For Rabih, there is no alternative but to lie forever about what happened in Berlin. He has to because he knows that telling the truth would beget an even greater order of falsehood: the profoundly mistaken belief that he no longer loves Kirsten or else that he is a man who can no longer be trusted in any area of life. The truth risks distorting the relationship far more than the untruth.
In the wake of the affair, Rabih adopts a different view of the purpose of marriage. As a younger man he thought of it as a consecration of a special set of feelings: tenderness, desire, enthusiasm, longing. However, he now understands that it is also, and just as importantly, an institution, one which is meant to stand fast from year to year without reference to every passing change in the emotions of its participants. It has its justification in stabler and more enduring phenomena than feelings: in an original act of commitment impervious to later revisions and, more notably, in children, a class of beings constitutionally uninterested in the daily satisfactions of those who created them.

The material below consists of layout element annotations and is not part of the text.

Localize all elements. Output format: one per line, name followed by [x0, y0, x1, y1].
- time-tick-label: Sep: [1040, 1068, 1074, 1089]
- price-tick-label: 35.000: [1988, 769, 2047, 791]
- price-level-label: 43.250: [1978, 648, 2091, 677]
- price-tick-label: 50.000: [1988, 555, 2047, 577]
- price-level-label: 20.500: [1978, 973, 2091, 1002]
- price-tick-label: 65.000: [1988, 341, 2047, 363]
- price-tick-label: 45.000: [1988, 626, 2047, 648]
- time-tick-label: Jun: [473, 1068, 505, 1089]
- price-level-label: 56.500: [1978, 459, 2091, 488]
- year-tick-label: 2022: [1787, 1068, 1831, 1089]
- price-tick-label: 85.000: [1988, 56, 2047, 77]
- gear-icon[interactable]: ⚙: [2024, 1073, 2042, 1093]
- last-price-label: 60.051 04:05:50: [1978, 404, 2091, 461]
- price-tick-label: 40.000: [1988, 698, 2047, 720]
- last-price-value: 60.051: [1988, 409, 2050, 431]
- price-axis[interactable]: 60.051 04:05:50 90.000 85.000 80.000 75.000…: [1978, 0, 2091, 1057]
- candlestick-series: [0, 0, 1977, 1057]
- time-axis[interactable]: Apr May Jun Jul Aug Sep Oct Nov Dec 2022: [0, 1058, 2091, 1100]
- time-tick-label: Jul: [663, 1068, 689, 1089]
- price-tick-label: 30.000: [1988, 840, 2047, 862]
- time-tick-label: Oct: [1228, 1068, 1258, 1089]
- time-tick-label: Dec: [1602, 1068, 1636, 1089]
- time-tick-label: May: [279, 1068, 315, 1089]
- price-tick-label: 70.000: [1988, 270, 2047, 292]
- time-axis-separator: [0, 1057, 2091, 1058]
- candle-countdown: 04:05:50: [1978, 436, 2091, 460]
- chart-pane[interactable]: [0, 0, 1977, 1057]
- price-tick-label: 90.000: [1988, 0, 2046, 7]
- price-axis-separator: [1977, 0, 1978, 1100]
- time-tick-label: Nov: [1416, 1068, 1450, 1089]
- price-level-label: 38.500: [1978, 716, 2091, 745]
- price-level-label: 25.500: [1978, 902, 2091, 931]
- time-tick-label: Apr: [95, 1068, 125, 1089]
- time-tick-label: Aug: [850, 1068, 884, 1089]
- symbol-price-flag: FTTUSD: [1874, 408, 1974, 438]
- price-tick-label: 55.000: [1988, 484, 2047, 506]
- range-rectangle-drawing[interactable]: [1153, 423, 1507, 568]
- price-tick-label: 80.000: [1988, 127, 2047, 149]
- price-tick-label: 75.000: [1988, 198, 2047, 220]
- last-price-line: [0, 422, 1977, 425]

For most of recorded history, people stayed married because they were keen to fit in with the expectations of society, had a few assets to protect, and wanted to maintain the unity of their families. Then gradually another, very different standard took hold: couples were to remain together, ran the thought, only so long as certain feelings still obtained between them—feelings of authentic enthusiasm, desire, and fulfillment. In this new Romantic order, spouses could be justified in parting ways if the marital routine had become deadening, if the children were getting on their nerves, if sex was no longer enticing, or if either party had lately been feeling a little unhappy.